While I really only put the white border on to makes these stand out from
the background, I like the way it increases the visual impact on the final version.
I create covers for stories I'm working on although they are only used for the 6x9 trade size galleys I create for editing purposes. There's no reason that even if these covers are only seen by me they can't look professional.
If you are doing a series or a trilogy, having a "theme" look ties books together.
But you can do the same if you have standalone stories of a specific genre.
Below are for my historical romantic adventure covers. I went looking for corsets and used a combination of a fluid script with more easily read serif font.
Scroll down for a look at what I've done for the romantic comedies.
And then lower still for the covers on the short comedic fantasy tales
and the prequel novellas for The Raven Tales, which are urban fantasy.
Notice that in the rom-coms above, the layout changes very little and the type face stays the same. It was only on SEDUCING SANTA that going totally with the red for the title suited because it was a holiday story. The rest of the titles follow the same set up as used in the first two book covers.
When it came to the comedic short fantasy stories, I was not only using a different pseudonym,
I needed to indicate that these were comedic in nature, thus the choice of a typeface that was
inconsistent in the way it presented. While the type font stays the same on each cover
the placement changes as does the color used. On SAVING PLANET MOM I went with the graduated color change because it reflected the tones used in the graphic of Earth that I found.
With the two types of dragon eyes, I went with a single eye on one cover and two on the other.
This was partly because the red didn't need to be used elsewhere on the cover. It would be overkill.
In the second dragon themed story, I went with the colors in the graphic. By the way, this is
two of the same graphic, one flipped to be a mirror image. These colors were muted and
needed to be played up by using them again elsewhere on the cover, which I did with
both the line beneath the graphic and using one shade for the title and the other for the author.

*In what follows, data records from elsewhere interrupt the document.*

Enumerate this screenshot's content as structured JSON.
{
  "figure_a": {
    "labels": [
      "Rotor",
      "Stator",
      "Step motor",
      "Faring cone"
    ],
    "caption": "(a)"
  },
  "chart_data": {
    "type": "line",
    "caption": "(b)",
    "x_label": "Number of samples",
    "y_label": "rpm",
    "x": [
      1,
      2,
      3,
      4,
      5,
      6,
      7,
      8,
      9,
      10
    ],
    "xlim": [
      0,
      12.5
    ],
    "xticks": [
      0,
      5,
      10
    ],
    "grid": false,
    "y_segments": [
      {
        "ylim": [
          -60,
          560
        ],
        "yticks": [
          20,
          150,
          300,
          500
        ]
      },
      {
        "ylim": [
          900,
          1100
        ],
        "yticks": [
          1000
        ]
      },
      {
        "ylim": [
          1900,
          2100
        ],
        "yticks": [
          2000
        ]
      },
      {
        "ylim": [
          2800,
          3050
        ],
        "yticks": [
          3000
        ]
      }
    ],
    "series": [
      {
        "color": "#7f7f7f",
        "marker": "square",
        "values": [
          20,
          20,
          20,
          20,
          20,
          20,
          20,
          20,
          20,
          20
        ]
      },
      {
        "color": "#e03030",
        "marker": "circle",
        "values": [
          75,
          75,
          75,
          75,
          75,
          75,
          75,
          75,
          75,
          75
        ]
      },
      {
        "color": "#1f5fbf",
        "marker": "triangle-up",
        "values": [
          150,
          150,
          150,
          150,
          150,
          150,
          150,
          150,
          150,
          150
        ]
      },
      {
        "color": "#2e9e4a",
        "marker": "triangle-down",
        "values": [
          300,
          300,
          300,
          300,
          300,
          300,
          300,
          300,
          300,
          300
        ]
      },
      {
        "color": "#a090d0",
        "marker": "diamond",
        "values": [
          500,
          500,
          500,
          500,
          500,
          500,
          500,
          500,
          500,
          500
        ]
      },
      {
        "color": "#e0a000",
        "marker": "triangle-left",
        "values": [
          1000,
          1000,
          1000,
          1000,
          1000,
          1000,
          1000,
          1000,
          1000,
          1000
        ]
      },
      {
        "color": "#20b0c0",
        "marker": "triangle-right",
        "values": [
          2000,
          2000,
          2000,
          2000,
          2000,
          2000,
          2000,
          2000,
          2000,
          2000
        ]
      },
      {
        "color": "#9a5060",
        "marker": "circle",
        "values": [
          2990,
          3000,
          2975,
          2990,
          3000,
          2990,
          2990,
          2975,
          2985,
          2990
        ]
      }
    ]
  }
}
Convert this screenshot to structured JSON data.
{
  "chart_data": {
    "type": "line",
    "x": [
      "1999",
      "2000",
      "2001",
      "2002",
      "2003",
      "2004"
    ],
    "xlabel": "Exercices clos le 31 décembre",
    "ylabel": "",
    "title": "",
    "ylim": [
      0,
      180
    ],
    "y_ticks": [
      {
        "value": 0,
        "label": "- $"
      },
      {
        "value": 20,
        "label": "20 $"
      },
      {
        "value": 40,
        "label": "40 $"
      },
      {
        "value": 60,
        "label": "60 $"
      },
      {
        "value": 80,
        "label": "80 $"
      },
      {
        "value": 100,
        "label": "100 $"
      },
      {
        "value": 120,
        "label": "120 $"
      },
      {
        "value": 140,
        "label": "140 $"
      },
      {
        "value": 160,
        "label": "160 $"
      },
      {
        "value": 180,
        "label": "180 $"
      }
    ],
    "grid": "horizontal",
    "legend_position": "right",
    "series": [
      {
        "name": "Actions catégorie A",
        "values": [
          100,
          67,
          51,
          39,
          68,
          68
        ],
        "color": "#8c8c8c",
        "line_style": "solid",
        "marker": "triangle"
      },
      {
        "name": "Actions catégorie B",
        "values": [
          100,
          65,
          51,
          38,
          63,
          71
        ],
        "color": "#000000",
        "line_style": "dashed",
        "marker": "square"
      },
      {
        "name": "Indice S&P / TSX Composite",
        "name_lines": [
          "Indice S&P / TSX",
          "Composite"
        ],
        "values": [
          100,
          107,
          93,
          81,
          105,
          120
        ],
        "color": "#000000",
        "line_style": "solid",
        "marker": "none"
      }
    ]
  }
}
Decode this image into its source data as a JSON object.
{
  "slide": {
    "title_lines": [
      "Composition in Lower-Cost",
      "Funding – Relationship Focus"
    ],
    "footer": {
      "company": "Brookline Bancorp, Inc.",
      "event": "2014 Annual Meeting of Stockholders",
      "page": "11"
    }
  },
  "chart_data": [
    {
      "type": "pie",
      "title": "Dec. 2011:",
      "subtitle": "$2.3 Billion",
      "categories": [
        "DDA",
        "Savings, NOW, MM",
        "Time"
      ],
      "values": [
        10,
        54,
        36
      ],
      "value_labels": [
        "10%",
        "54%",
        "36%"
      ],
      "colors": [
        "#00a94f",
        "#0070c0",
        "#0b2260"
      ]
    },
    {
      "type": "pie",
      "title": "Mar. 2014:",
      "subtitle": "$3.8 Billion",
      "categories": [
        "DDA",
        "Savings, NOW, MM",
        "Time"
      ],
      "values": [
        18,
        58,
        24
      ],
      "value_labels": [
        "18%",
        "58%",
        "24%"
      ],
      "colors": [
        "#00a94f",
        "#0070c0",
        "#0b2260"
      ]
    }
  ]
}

For a series where a single look was created is the Covert Cog series where the same heading and a logo for the Allegory Society was created. The type face for "The Case of" is always in the same spot and the same size, though the rest of the title changes to suit the space allowed and is always larger, too. Otherwise, the background colors change, as well as the metalic colors on the gears, to distinquish each title further, as do the small portraits of characters.
Still it is a very distinctive format for these Weird West Steampunk tales.
Earlier I mentioned that you could use Word and Publisher to do covers.
Until I embarked on the most recent "look" for the Raven Tales Prequel novellas
I hadn't tried to do anything in either of these programs.
So, why make the leap now? Well, because in my Print Shop program I couldn't
trim a figure from a graphic and drop it in against a different background.
Actually, I was stunned to discover doing this was possible in Word.
So here was the progression
Once I had my guy ready to go I just dropped him in against different backgrounds for
the various titles and used the same type font and placement on each for all the other elements as well. And in an aside, the two different cityscapes of Detroit
featured on SONG and MOCK are two different sides of a single graphic.
I'd be lost without the crop feature!